Хозяин дога – сутулый долговязый офицер с бесцветными выпученными глазами – затопал ногами и завизжал:
– Прочь! Пошёль прочь! Свольошь, шельма! Не трогат мой собак! Будьеш пльётка получат! Всем пльётка!
– Эк как кроет батюшко Козырь! Совсем озверел: хуже пса своего на людей кидается! – в сердцах сплюнул солдат-караульный. Они с напарником наблюдали за происходящим со стены острожка, не рискуя вмешиваться.
– Так бы и пальнул в гада из фузеи! – вполголоса отозвался его товарищ и тут же с опаской зыркнул по сторонам: не ровен час, начальник караула услышит.

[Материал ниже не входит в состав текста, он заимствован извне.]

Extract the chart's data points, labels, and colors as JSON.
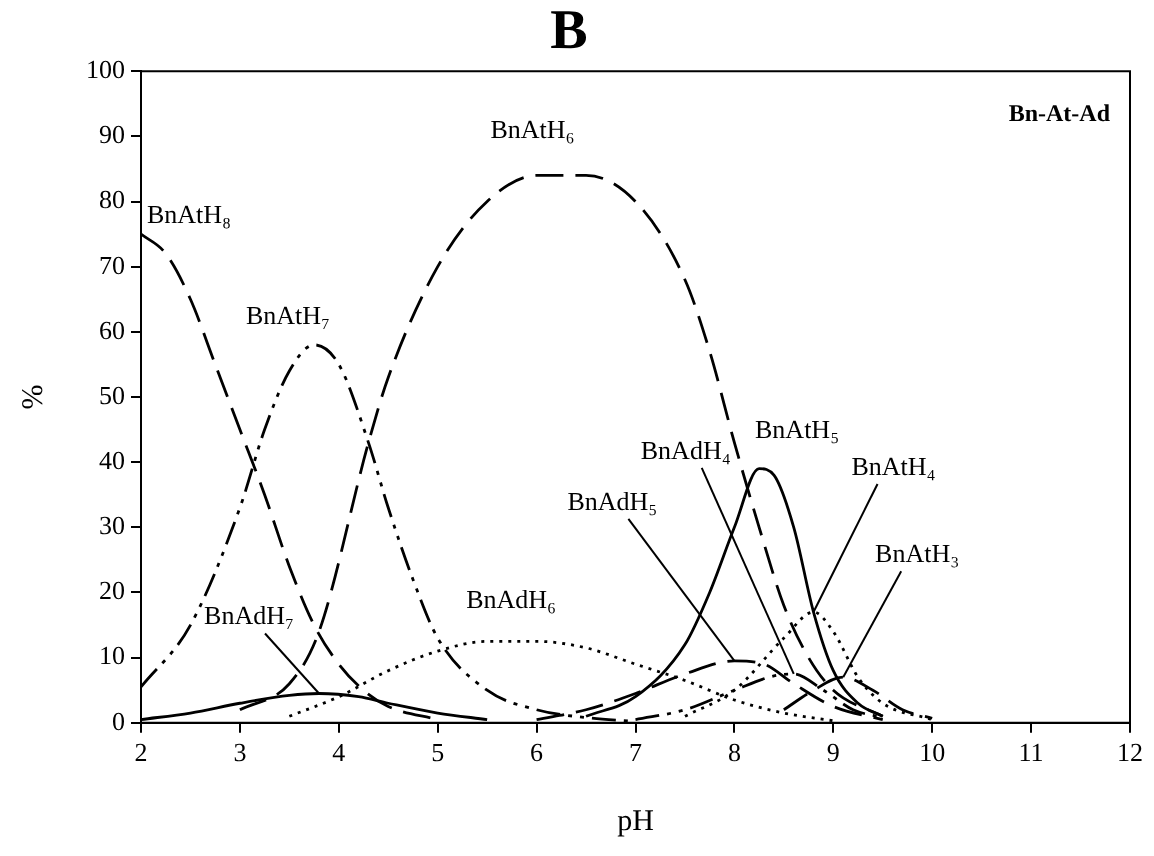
{
  "chart_data": {
    "type": "line",
    "title": "B",
    "xlabel": "pH",
    "ylabel": "%",
    "annotations": [
      "Bn-At-Ad"
    ],
    "xlim": [
      2,
      12
    ],
    "xticks": [
      2,
      3,
      4,
      5,
      6,
      7,
      8,
      9,
      10,
      11,
      12
    ],
    "ylim": [
      0,
      100
    ],
    "yticks": [
      0,
      10,
      20,
      30,
      40,
      50,
      60,
      70,
      80,
      90,
      100
    ],
    "grid": false,
    "legend": false,
    "marker": "none",
    "series": [
      {
        "name": "BnAtH₈",
        "color": "#000000",
        "line_style": "dashed",
        "x": [
          2,
          2.25,
          2.5,
          2.75,
          3,
          3.25,
          3.5,
          3.75,
          4,
          4.25,
          4.5,
          5
        ],
        "values": [
          75,
          72,
          65,
          55,
          45,
          35,
          24,
          15,
          9,
          5,
          2.5,
          0.5
        ]
      },
      {
        "name": "BnAtH₇",
        "color": "#000000",
        "line_style": "dashdot",
        "x": [
          2,
          2.5,
          3,
          3.25,
          3.5,
          3.75,
          4,
          4.3,
          4.5,
          4.75,
          5,
          5.5,
          6,
          6.5,
          7
        ],
        "values": [
          5.5,
          15,
          33,
          45,
          54,
          58,
          55,
          43,
          33,
          22,
          13,
          5,
          2,
          0.8,
          0.2
        ]
      },
      {
        "name": "BnAtH₆",
        "color": "#000000",
        "line_style": "dashed",
        "x": [
          3,
          3.5,
          3.8,
          4.3,
          4.5,
          5,
          5.5,
          6,
          6.5,
          7,
          7.5,
          7.75,
          8,
          8.25,
          8.5,
          8.75,
          9,
          9.5
        ],
        "values": [
          2,
          6,
          14,
          43,
          53,
          70,
          80,
          84,
          84,
          80,
          68,
          57,
          43,
          30,
          18,
          10,
          5,
          1
        ]
      },
      {
        "name": "BnAtH₅",
        "color": "#000000",
        "line_style": "solid",
        "x": [
          6.5,
          7,
          7.5,
          7.75,
          8,
          8.25,
          8.4,
          8.6,
          8.8,
          9,
          9.25,
          9.5
        ],
        "values": [
          1,
          4,
          12,
          20,
          30,
          39,
          38,
          30,
          17,
          8,
          3,
          1
        ]
      },
      {
        "name": "BnAtH₄",
        "color": "#000000",
        "line_style": "dotted",
        "x": [
          7.5,
          8,
          8.5,
          8.8,
          9,
          9.25,
          9.5,
          10
        ],
        "values": [
          1,
          5,
          13,
          17,
          14,
          7,
          3,
          0.5
        ]
      },
      {
        "name": "BnAtH₃",
        "color": "#000000",
        "line_style": "dashed",
        "x": [
          8.5,
          8.8,
          9.1,
          9.4,
          9.7,
          10
        ],
        "values": [
          2,
          5,
          7,
          5,
          2,
          0.7
        ]
      },
      {
        "name": "BnAdH₇",
        "color": "#000000",
        "line_style": "solid",
        "x": [
          2,
          2.5,
          3,
          3.5,
          3.8,
          4.2,
          4.5,
          5,
          5.5
        ],
        "values": [
          0.5,
          1.5,
          3,
          4.2,
          4.5,
          4,
          3,
          1.5,
          0.5
        ]
      },
      {
        "name": "BnAdH₆",
        "color": "#000000",
        "line_style": "dotted",
        "x": [
          3.5,
          4,
          4.5,
          5,
          5.5,
          6,
          6.5,
          7,
          7.5,
          8,
          8.5,
          9
        ],
        "values": [
          1,
          4,
          8,
          11,
          12.5,
          12.5,
          11.5,
          9,
          6.5,
          3.5,
          1.5,
          0.3
        ]
      },
      {
        "name": "BnAdH₅",
        "color": "#000000",
        "line_style": "dashed",
        "x": [
          6,
          6.5,
          7,
          7.5,
          8,
          8.3,
          8.6,
          9,
          9.5
        ],
        "values": [
          0.5,
          2,
          4.5,
          7.5,
          9.5,
          9,
          6,
          2.5,
          0.5
        ]
      },
      {
        "name": "BnAdH₄",
        "color": "#000000",
        "line_style": "dashdot",
        "x": [
          7,
          7.5,
          8,
          8.4,
          8.6,
          8.9,
          9.2,
          9.5
        ],
        "values": [
          0.5,
          2,
          5,
          7.2,
          7.5,
          5,
          2,
          0.8
        ]
      }
    ]
  }
}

– Знал бы ты, скока он, Шпанберг энтот, коего Козырем кличут, душ православных погубил! Сородича моего Ваньшу Пантелеймонова, слышь, живота лишил за пустячную провинность. Показалось нехристю, что не так Ваньша во фрунт перед ним тянулся! Эх, кабы моя власть, Козырь бы одной пулей не отделался! Я бы ему все кишки по одной выпустил и не поморщился!

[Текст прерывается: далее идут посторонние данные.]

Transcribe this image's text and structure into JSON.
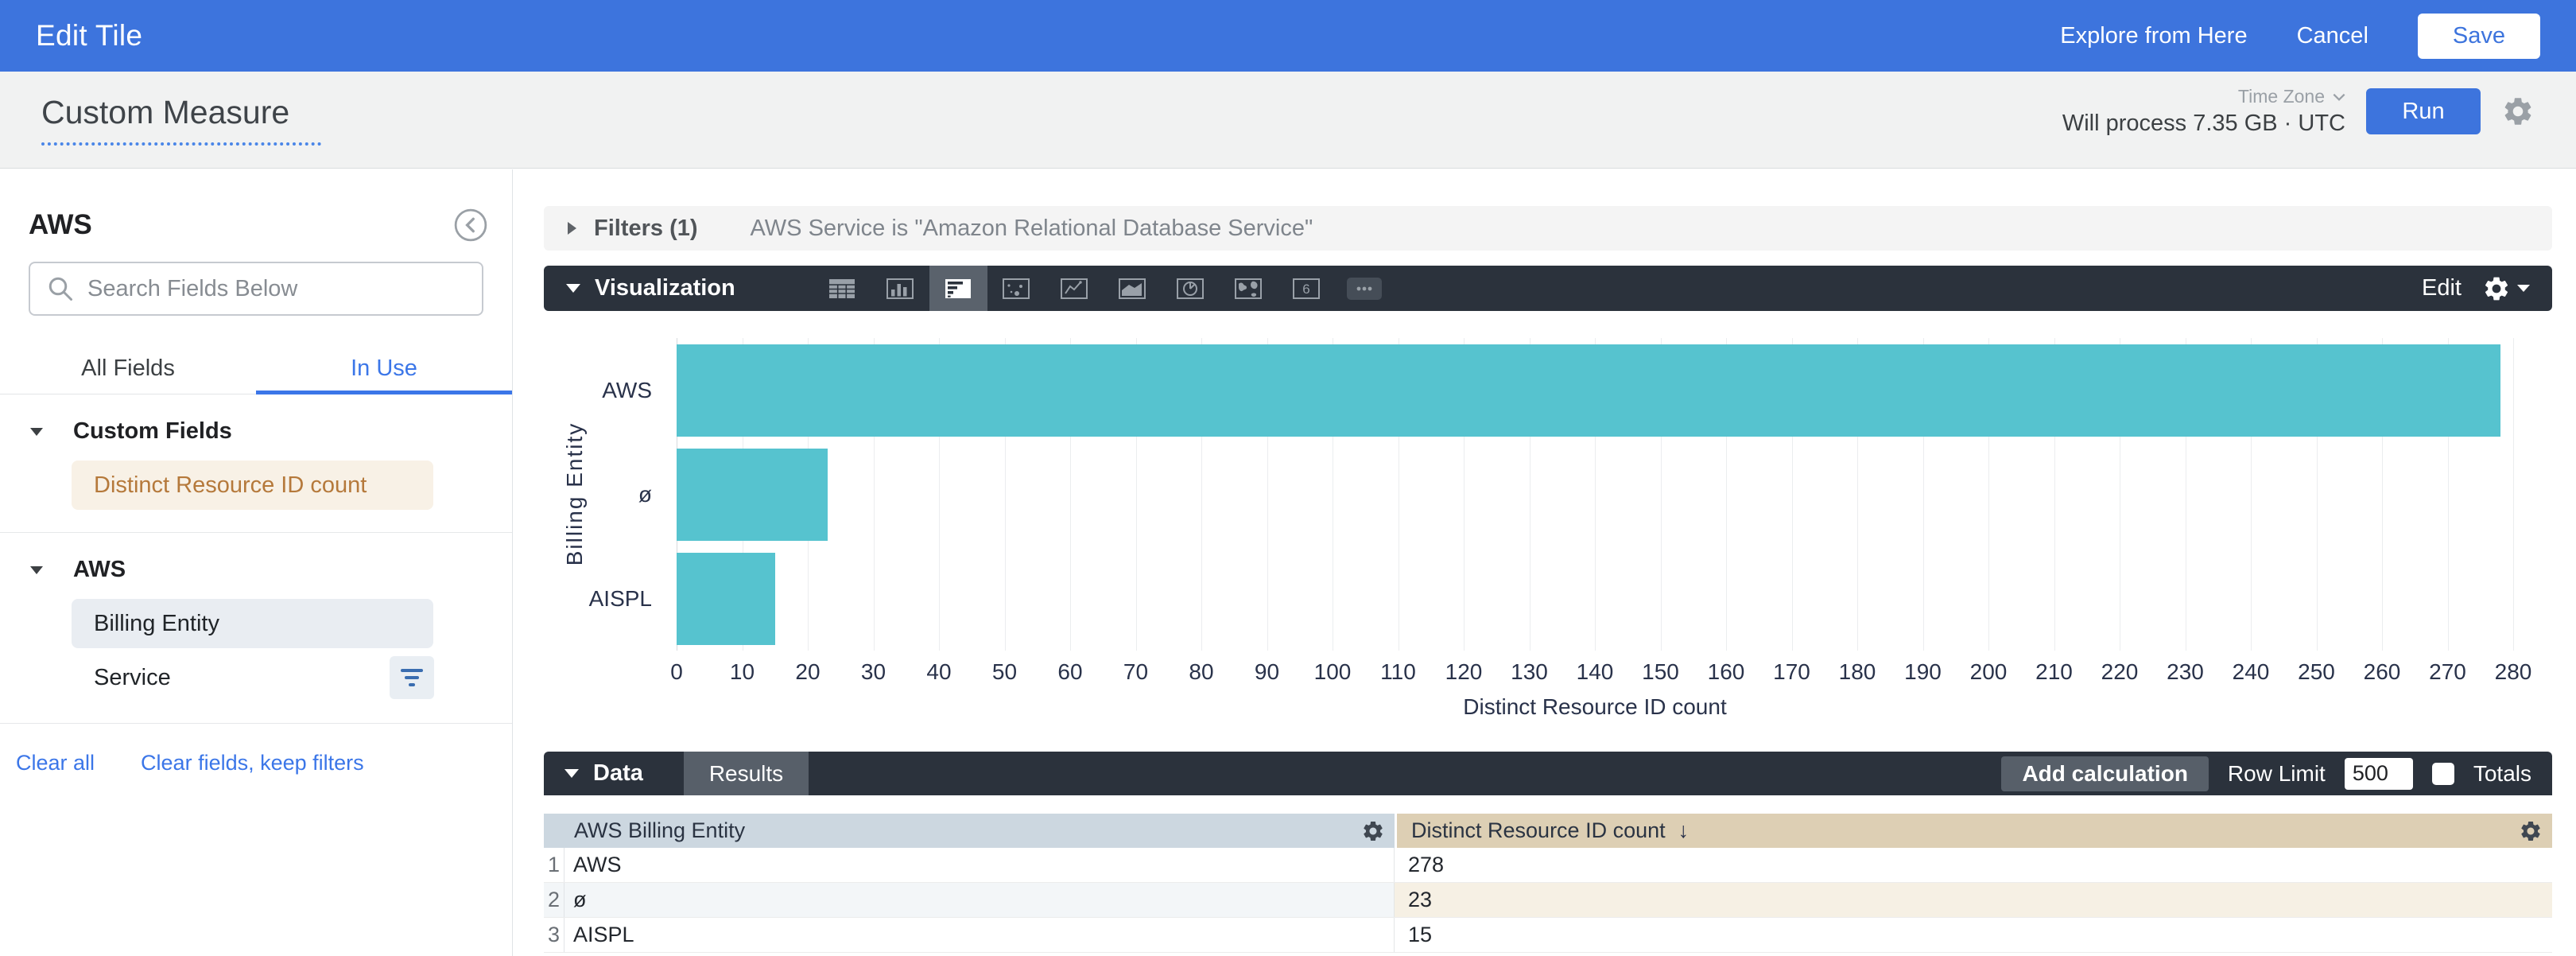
{
  "app_bar": {
    "title": "Edit Tile",
    "explore": "Explore from Here",
    "cancel": "Cancel",
    "save": "Save"
  },
  "query_bar": {
    "title": "Custom Measure",
    "time_zone_label": "Time Zone",
    "process_text": "Will process 7.35 GB · UTC",
    "run": "Run"
  },
  "sidebar": {
    "title": "AWS",
    "search_placeholder": "Search Fields Below",
    "tabs": {
      "all_fields": "All Fields",
      "in_use": "In Use",
      "active_tab": "In Use"
    },
    "sections": [
      {
        "label": "Custom Fields",
        "items": [
          {
            "label": "Distinct Resource ID count",
            "style": "measure"
          }
        ]
      },
      {
        "label": "AWS",
        "items": [
          {
            "label": "Billing Entity",
            "style": "dimension"
          },
          {
            "label": "Service",
            "style": "plain",
            "has_filter": true
          }
        ]
      }
    ],
    "footer_links": [
      "Clear all",
      "Clear fields, keep filters"
    ]
  },
  "filters": {
    "label": "Filters (1)",
    "summary": "AWS Service is \"Amazon Relational Database Service\""
  },
  "visualization": {
    "label": "Visualization",
    "edit": "Edit",
    "icons": [
      "table",
      "column-chart",
      "bar-chart",
      "scatter",
      "line-chart",
      "area-chart",
      "pie-chart",
      "map",
      "single-value",
      "more"
    ],
    "selected_icon": "bar-chart"
  },
  "chart_data": {
    "type": "bar",
    "orientation": "horizontal",
    "title": "",
    "categories": [
      "AWS",
      "ø",
      "AISPL"
    ],
    "values": [
      278,
      23,
      15
    ],
    "xlabel": "Distinct Resource ID count",
    "ylabel": "Billing Entity",
    "xlim": [
      0,
      280
    ],
    "tick_step": 10,
    "grid": true,
    "legend": false,
    "bar_color": "#56c3cf"
  },
  "data_panel": {
    "label": "Data",
    "tab": "Results",
    "add_calculation": "Add calculation",
    "row_limit_label": "Row Limit",
    "row_limit_value": "500",
    "totals_label": "Totals",
    "totals_checked": false,
    "table": {
      "columns": [
        "AWS Billing Entity",
        "Distinct Resource ID count"
      ],
      "sorted_column": "Distinct Resource ID count",
      "sort_direction": "desc",
      "rows": [
        [
          "AWS",
          "278"
        ],
        [
          "ø",
          "23"
        ],
        [
          "AISPL",
          "15"
        ]
      ]
    }
  },
  "colors": {
    "brand_blue": "#3d74dd",
    "link_blue": "#3b76e8",
    "toolbar_dark": "#2b323c",
    "bar_teal": "#56c3cf",
    "table_header_dim_bg": "#ccd7e0",
    "table_header_measure_bg": "#ddcfb4",
    "measure_tint": "#f8f1e6",
    "measure_text": "#b5793b"
  }
}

Тем временем казакам всё же удалось отогнать пса. Они подхватили израненного товарища под руки и поволокли в казарму.
Шпанберг подозвал к себе дога и ласково потрепал по холке.

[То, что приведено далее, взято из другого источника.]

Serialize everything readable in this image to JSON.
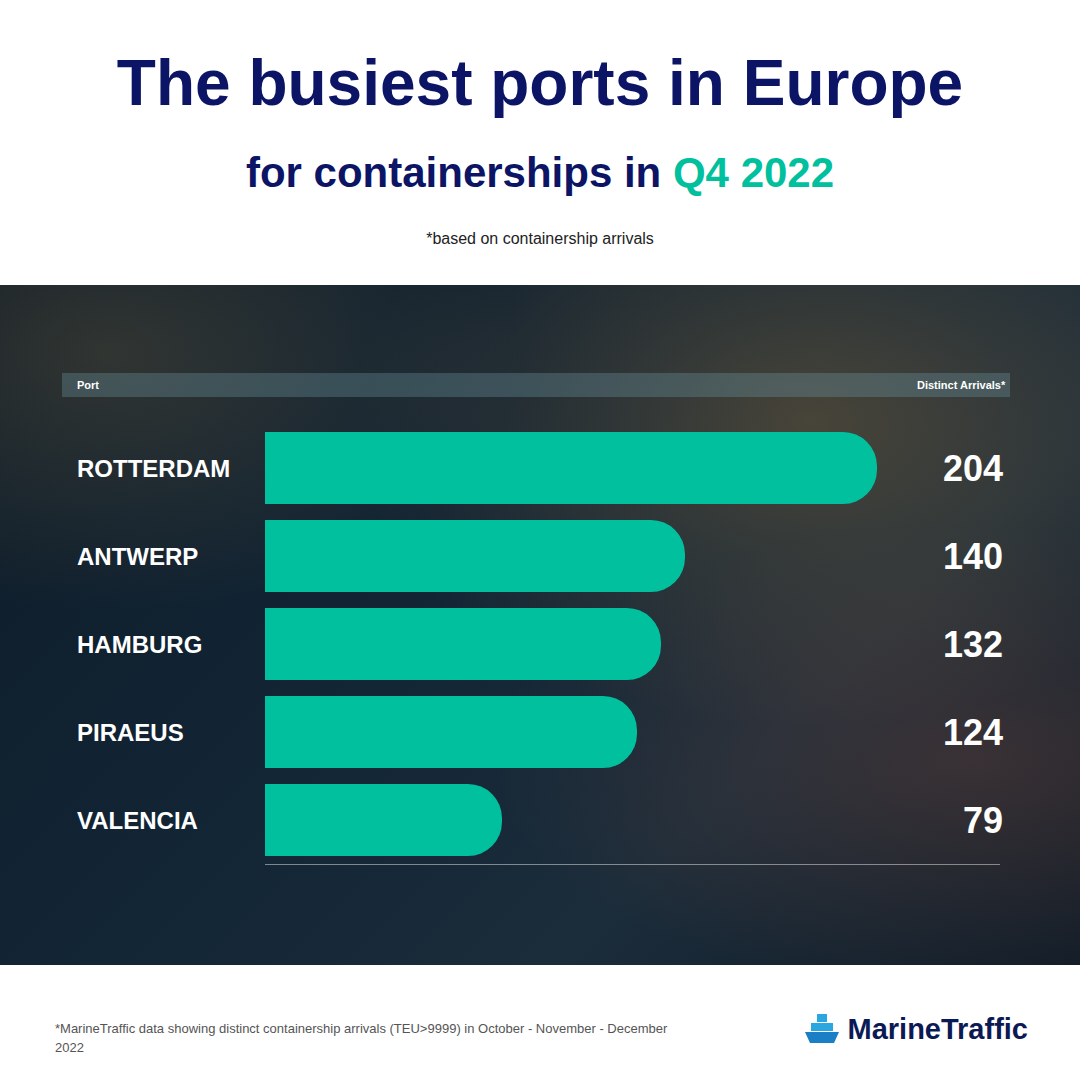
{
  "chart_data": {
    "type": "bar",
    "orientation": "horizontal",
    "title": "The busiest ports in Europe",
    "subtitle": [
      "for containerships in ",
      "Q4 2022"
    ],
    "annotations": [
      "*based on containership arrivals"
    ],
    "y_label": "Port",
    "x_label": "Distinct Arrivals*",
    "footnote": "*MarineTraffic data showing distinct containership arrivals (TEU>9999) in October - November - December 2022",
    "source": "MarineTraffic",
    "categories": [
      "ROTTERDAM",
      "ANTWERP",
      "HAMBURG",
      "PIRAEUS",
      "VALENCIA"
    ],
    "values": [
      204,
      140,
      132,
      124,
      79
    ],
    "color": "#00c09e",
    "xlim": [
      0,
      245
    ],
    "data_labels": true,
    "tick_labels": "y",
    "grid": false
  }
}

Скорняков-Писарев выходил из казармы в тот самый момент, когда затаскивали раненого.
Наскоро расспросив о случившемся, он направился к Шпанбергу.
Начал разговор по-немецки и довольно сдержанно:
– Господин капитан, как начальник, имеющий по указу Сената здесь полную команду, имею честь вам объявить, что не допущу подобного обращения с моими людьми. Казаки, хочь люди не сановные, однако государевы, и никому не позволительно оных псами травить!
Бледное, веснушчатое лицо Шпанберга стало пунцовым. Глаза, и без того навыкат, готовы были выпрыгнуть из орбит. Он заорал, мешая русские, датские и немецкие слова:
– Хёр маль, русише швайн[40], натшальник здесь я! А тебя, солер, тарм, путу снова кнут стегат, железный кандал надеват на нока! Путет тепе блот дампбад[41]!
Такие слова и более спокойного человека вывели бы из равновесия. У Скорнякова-Писарева заходили желваки.
– Вас бэдойтэт дас[42]? – заорал он так свирепо, что Шпанберг втянул голову в плечи.
Скорняков-Писарев набычился и подошёл к нему, выкрикивая отрывисто и резко:
– Да ты… Ты кто таков?! Как ты смеешь на меня? На меня, русского дворянина, пасть свою поганую разевать, иноземец?!
Шпанберг отпрянул, но тут же вскинул острый подбородок и зашипел, брызгая слюной:
– Бунтоват затеяль! Каторшник! Повьешу!
Дог грозно зарычал. Скорняков-Писарев выхватил шпагу и зычно приказал:
– Солдаты, ко мне! Взять негодяя! А пса на живодёрню!
Тут Шпанберг уже не на шутку струхнул и не стал дожидаться, когда сбегутся солдаты. Он схватил пса за ошейник и поспешил ретироваться в сторону дома, на ходу повторяя:
– Скною… Упьеку… Запорью…
Затворив за собой двери просторного, пахнущего смолой дома, он продолжал неистовствовать:
– Проклятая страна, проклятые люди, проклятая экспедиция! – как заведённый повторял он, меряя нервными шагами свои апартаменты.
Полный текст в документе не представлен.